Kaplan Stiesch an Herbert Fröhlich, 13. Juli 1942

Rudolf Stiesch   Köln Bickendorf   Schlehdornweg 1

13. Juli 1942

Sehr geehrter Herr Leutnant Fröhlich!

Für Ihre Zeilen recht herzlichen Dank. Vor allem habe ich mich gefreut, dasz Sie schrieben, Sie wollten im nächsten Urlaub einmal hereinkommen. Der Gedankenaustausch von Mund zu Mund ist ja doch lebendiger als das geschriebene Wort. Seit meinen letzten Zeilen hat sich hier in Köln ja allerhand geändert durch den mächtigen Angriff vom 1 Juni. So langsam gewöhnt man sich an den bestehenden Zustand. Wenn man aber einmal in wesentlich unzerstörte Städte kommt nach Bonn oder Düsseldorf, kommt einem der Kölner Zustand doch immer neu und schmerzlich zum Bewusztsein. Auch eine Stadt in ihrer Gesamtheit hat eine Seele, die verwundet werden kann wie die eines Menschen.

Hier in Bickendorf hat es noch einigermassen gut gegangen, wenn es für die Betroffenen auch schmerzlich genug ist, alles oder vieles verloren zu haben.

Gleich nach den Zerstörungen muszte ich zur Gestapo. Kaplan Küppers vom Akazienweg – Sie werden ihn kennen, er ist jetzt Dolmetsch in Afrika – hatte einige Erlebnisse aus Afrika im Kreise der Pfarrjugend erzählt. Dieses Thema galt als nicht genügend „rein religiös“, und deshalb musz ich nun 600 RM auf ein Konto mit einem Sperrvermerk der Gestapo einzahlen. Einzelheiten werde ich Ihnen – hoffentlich bald einmal – erzählen können.

Pfarrer Vonessen ist nun in Urlaub und Kaplan Fröhlich laboriert mit einer Magenerkrankung in der Schönsteinstrasse herum, so dasz ich augenblicklich allein hier bin.

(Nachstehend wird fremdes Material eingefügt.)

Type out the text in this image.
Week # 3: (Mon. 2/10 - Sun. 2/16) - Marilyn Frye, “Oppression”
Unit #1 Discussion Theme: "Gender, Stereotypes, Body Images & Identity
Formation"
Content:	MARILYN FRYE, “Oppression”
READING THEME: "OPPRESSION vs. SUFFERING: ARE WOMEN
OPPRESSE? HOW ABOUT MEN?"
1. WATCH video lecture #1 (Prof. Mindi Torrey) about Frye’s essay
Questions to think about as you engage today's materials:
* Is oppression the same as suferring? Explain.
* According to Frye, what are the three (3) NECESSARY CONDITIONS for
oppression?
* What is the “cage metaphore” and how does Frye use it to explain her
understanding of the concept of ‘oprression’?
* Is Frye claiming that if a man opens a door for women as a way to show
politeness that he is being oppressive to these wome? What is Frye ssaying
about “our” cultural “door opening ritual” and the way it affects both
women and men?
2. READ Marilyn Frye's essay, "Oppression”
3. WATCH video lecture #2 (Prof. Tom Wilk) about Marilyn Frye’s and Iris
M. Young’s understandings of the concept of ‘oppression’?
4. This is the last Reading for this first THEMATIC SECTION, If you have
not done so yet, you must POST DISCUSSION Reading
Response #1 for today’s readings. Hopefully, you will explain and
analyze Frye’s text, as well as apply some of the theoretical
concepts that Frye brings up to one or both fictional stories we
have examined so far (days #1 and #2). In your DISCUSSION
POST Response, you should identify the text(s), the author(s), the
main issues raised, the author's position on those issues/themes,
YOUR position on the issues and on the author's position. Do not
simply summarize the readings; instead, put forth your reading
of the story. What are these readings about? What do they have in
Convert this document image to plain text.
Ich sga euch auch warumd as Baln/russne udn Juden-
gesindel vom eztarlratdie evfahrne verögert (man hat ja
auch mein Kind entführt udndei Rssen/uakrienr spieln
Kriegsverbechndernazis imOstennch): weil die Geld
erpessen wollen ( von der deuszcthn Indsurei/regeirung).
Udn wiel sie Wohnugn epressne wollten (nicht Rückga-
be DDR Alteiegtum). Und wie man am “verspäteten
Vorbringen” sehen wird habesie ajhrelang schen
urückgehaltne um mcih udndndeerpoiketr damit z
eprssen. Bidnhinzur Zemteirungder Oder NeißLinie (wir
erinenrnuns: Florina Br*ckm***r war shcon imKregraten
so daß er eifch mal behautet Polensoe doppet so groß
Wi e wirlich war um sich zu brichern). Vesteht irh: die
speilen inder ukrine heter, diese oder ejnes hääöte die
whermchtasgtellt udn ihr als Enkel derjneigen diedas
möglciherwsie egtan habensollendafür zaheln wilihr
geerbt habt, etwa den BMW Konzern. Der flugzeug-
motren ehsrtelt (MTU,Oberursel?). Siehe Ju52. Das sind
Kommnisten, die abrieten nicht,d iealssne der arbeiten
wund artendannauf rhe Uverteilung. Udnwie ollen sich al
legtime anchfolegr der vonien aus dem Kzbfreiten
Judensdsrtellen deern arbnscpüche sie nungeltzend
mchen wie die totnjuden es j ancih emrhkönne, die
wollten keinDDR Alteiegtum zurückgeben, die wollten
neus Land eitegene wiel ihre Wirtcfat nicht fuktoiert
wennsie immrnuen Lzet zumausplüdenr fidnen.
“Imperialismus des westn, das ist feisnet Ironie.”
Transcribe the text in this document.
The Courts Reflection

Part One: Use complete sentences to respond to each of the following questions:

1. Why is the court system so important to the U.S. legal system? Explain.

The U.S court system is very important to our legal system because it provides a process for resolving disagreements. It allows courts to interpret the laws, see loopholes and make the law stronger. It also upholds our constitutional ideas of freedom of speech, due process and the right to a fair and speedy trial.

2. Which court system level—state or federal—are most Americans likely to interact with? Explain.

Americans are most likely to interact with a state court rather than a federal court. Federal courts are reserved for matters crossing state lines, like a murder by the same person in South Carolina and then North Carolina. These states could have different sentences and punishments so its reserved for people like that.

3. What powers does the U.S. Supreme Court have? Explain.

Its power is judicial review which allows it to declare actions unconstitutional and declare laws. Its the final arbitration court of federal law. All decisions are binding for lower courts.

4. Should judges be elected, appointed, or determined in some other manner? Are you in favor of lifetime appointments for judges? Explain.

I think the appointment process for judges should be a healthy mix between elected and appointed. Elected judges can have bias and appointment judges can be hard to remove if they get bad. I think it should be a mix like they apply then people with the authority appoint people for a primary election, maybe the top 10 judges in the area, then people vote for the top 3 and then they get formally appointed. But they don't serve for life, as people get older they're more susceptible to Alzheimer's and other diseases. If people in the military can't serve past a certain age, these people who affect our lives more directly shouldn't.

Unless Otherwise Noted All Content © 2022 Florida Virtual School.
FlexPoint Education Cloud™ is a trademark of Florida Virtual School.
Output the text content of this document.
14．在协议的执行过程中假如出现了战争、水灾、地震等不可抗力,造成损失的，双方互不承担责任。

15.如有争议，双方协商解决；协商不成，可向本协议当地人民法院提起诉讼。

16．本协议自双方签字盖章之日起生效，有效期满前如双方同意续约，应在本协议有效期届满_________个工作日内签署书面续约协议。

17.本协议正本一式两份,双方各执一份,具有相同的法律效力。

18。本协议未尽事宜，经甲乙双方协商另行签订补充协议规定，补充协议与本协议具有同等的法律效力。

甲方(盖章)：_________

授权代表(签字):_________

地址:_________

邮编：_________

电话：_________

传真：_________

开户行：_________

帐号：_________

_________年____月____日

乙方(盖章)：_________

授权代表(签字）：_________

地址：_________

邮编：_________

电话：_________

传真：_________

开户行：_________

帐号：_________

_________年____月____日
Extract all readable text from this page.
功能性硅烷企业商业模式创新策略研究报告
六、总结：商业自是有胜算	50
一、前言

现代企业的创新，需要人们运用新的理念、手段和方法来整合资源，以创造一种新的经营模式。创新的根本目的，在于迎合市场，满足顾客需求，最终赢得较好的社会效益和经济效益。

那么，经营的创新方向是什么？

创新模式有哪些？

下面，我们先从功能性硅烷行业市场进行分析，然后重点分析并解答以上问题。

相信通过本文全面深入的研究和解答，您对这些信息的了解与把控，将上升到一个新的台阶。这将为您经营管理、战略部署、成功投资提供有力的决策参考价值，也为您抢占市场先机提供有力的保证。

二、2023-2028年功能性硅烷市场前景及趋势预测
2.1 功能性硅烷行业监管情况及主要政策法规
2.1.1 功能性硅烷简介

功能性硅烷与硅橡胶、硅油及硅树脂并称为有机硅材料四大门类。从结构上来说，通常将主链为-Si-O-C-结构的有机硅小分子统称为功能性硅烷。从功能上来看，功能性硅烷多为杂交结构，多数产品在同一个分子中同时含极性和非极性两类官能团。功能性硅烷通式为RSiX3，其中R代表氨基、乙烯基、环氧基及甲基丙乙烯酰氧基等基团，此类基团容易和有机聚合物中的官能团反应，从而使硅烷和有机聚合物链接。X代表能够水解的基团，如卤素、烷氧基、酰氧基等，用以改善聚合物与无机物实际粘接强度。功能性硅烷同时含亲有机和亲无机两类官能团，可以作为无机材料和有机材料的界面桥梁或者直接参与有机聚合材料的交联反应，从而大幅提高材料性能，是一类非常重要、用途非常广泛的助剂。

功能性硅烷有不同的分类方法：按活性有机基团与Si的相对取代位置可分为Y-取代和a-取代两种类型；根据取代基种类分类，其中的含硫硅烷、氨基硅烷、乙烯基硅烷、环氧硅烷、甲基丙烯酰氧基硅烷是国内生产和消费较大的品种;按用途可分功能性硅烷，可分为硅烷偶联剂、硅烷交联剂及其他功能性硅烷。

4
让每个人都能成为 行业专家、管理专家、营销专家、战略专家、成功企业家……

Dieser Tage besuchte mich Hubert Zingsheim. Er hat lange an Erfrierungen der Zehen herumheilen müssen. Es scheint aber doch wieder ganz gut zu gehen. Von den letzten Gefallenen werden Sie sicher

gehört haben: Franz Ley, dann Rudolf Heinen Stübenrath vom Akazienweg Walter Ingenerf ebenfalls vom Akazienweg und Adolf Höschler Unter Birnen. Die Zahl ist doch schon erschreckend grosz, wenn auch Gott sei Dank längst nicht so grosze Verluste eingetreten sind wie im Weltkrieg. Man kann das deutlich beobachten in konstant gebliebenen Pfarren. Die Kriegergedächtnisaltäre für die Gefallenen des Weltkriegs sind meist dreimal so umfangreich, wie die für diesen Krieg und für die beiden ersten Jahre dieses Krieges ist das Verhältnis noch viel günstiger.

Sie fragen nach meiner Einberufung. Darüber weisz ich auch gar nichts bestimmtes. Eigentlich sollten wir nach unserem Bescheid schon letzten Weihnachten weggekommen sein. Aber es scheint, dasz der Bedarf an Sanitätern doch nicht so sehr grosz ist.

Nun wünsche ich ihnen alles Gute und hoffe, dasz wir uns bald einmal mündlich über manches ausführlicher unterhalten können.